Si capisce subito che dovranno essere stabiliti dei paletti più oggettivi del ‘chi prima arriva meglio alloggia‘, dunque chi potrà davvero accedere a questo fondo? L’articolo 96 rimanda a un decreto successivo (di pertinenza del ministro dell’Economia) per definire le modalità di presentazione della domanda e i criteri di gestione del fondo, un decreto ‘da adottare entro 15 giorni dalla data di entrata in vigore del presente‘ che nonostante le due settimane siano scadute ancora non si vede. A placare gli animi e fare un po’ di ordine è intervenuto giovedì il ministro per le politiche giovanili e lo sport Vincenzo Spadafora, impegnato in questi giorni in concertazioni con il CONI e gli Enti di Promozione Sportiva (EPS). Potete vedere e ascoltare il suo intervento qui.

Spadafora: "Un piano di aiuti per lo Sport"

Il mondo dello Sport sarà fondamentale per la ripartenza. In questi giorni ho avuto video conferenze con i presidenti di tutti gli Enti di Promozione Sportiva e nelle prossime ore parlerò con i presidenti delle Federazioni principali.Oggi riceverò, dal Presidente del Coni Giovanni Malagò, le sollecitazioni che provengono da tutti i rappresentanti del mondo sportivo. Inizieremo a lavorarci fin da subito per proporre un piano di aiuti per fronteggiare le necessità del momento e scrivere insieme un piano straordinario capace di guardare al futuro.

Pubblicato da Vincenzo Spadafora su Giovedì 2 aprile 2020

In sintesi, il ministro dice che lunedì verranno pubblicate indicazioni chiare per la presentazione della domanda ma soprattutto sembra restringere il campo degli aventi diritto a coloro che percepiscono un reddito annuale inferiore ai diecimila euro. Nello specifico, dice questo:

L’altro tema è questo mondo straordinario dei collaboratori sportivi e dei lavoratori del mondo dello sport, che viene sempre poco apprezzato, soprattutto quelli che guadagnano un compenso annuo lordo al di sotto dei 10.000 euro e molto spesso non vengono neanche considerati con la dignità che meritano.

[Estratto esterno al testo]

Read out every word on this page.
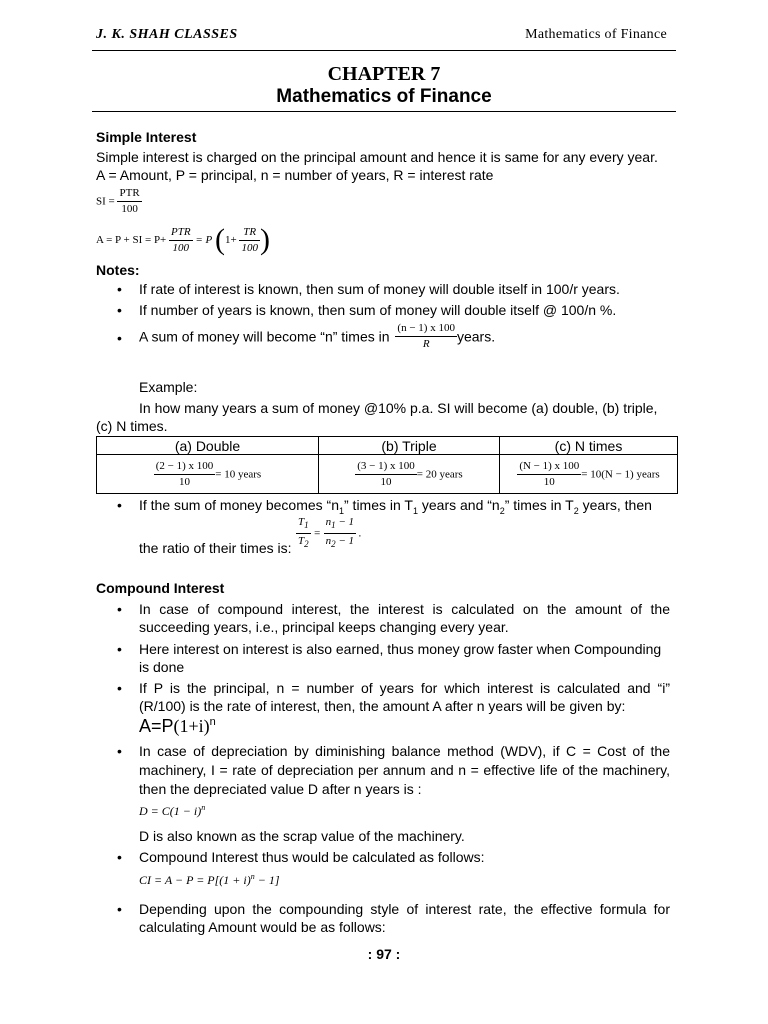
J. K. SHAH CLASSES	Mathematics of Finance
CHAPTER 7
Mathematics of Finance
Simple Interest
Simple interest is charged on the principal amount and hence it is same for any every year.
A = Amount, P = principal, n = number of years, R = interest rate
SI = $\frac{\text{PTR}}{100}$
A = P + SI = $P+ \frac{\text{PTR}}{100} = P$ ($1+ \frac{TR}{100}$ )
Notes:
• If rate of interest is known, then sum of money will double itself in 100/r years.
• If number of years is known, then sum of money will double itself @ 100/n %.
• A sum of money will become “n” times in $\frac{(n - 1) x 100}{R}$ years.
Example:
In how many years a sum of money @10% p.a. SI will become (a) double, (b) triple,
(c) N times.
(a) Double	(b) Triple	(c) N times

$\frac{(2 - 1) x 100}{10} = 10$ years	$\frac{(3 - 1) x 100}{10} = 20$ years	$\frac{(N - 1) x 100}{10} = 10(N - 1)$ years
• If the sum of money becomes “$n_1$” times in $T_1$ years and “$n_2$” times in $T_2$ years, then
the ratio of their times is: $\frac{T_1}{T_2} = \frac{n_1 - 1}{n_2 - 1}$ .
Compound Interest
• In case of compound interest, the interest is calculated on the amount of the
succeeding years, i.e., principal keeps changing every year.
• Here interest on interest is also earned, thus money grow faster when Compounding
is done
• If P is the principal, n = number of years for which interest is calculated and “i”
(R/100) is the rate of interest, then, the amount A after n years will be given by:
$A=P(1+i)^n$
• In case of depreciation by diminishing balance method (WDV), if C = Cost of the
machinery, I = rate of depreciation per annum and n = effective life of the machinery,
then the depreciated value D after n years is :
$D = C(1 - i)^n$
D is also known as the scrap value of the machinery.
• Compound Interest thus would be calculated as follows:
CI = $A - P = P[(1 + i)^n - 1]$
• Depending upon the compounding style of interest rate, the effective formula for
calculating Amount would be as follows:
: 97 :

Proprio per quei lavoratori lì, che quindi non sono iscritti alla gestione separata dell’INPS o non sono dipendenti e quindi non possono accedere alla cassa integrazione, noi rivolgiamo un fondo straordinario di 50 milioni“.

Tra i commenti dello stesso video è rapidamente partita la levata di scudi di coloro che eccedono il limite dei 10.000 euro menzionato da Spadafora. L’obiezione principale sembra essere che guadagnare 3 o 4mila euro in più non consente l’accesso ad altre agevolazioni o posizioni previdenziali, dunque perché tirare quella riga del tutto arbitraria? Un articolo comparso sul portale nuoto.com invece condanna questa distinzione perché “i destinatari privilegiati saranno i soggetti che meno hanno necessità del contributo, cioè quelli che rimangono sotto la soglia della fiscalizzazione del compenso, mentre chi realmente vive di sport dilettantistico godrà di uno status differente“.

Va precisato che per il momento le parole di Spadafora vanno interpretate come una dichiarazione d’intenti, in assenza di conferma legislativa. Il Corriere dello Sport scrive che, se questo limite verrà confermato, si esaminerà l’ammontare dei rimborsi percepiti nel primo trimestre 2020 dal richiedente che inoltre dovrà autocertificare la preesistenza del rapporto di collaborazione (al 23 febbraio) e la mancata percezione di altro reddito da lavoro.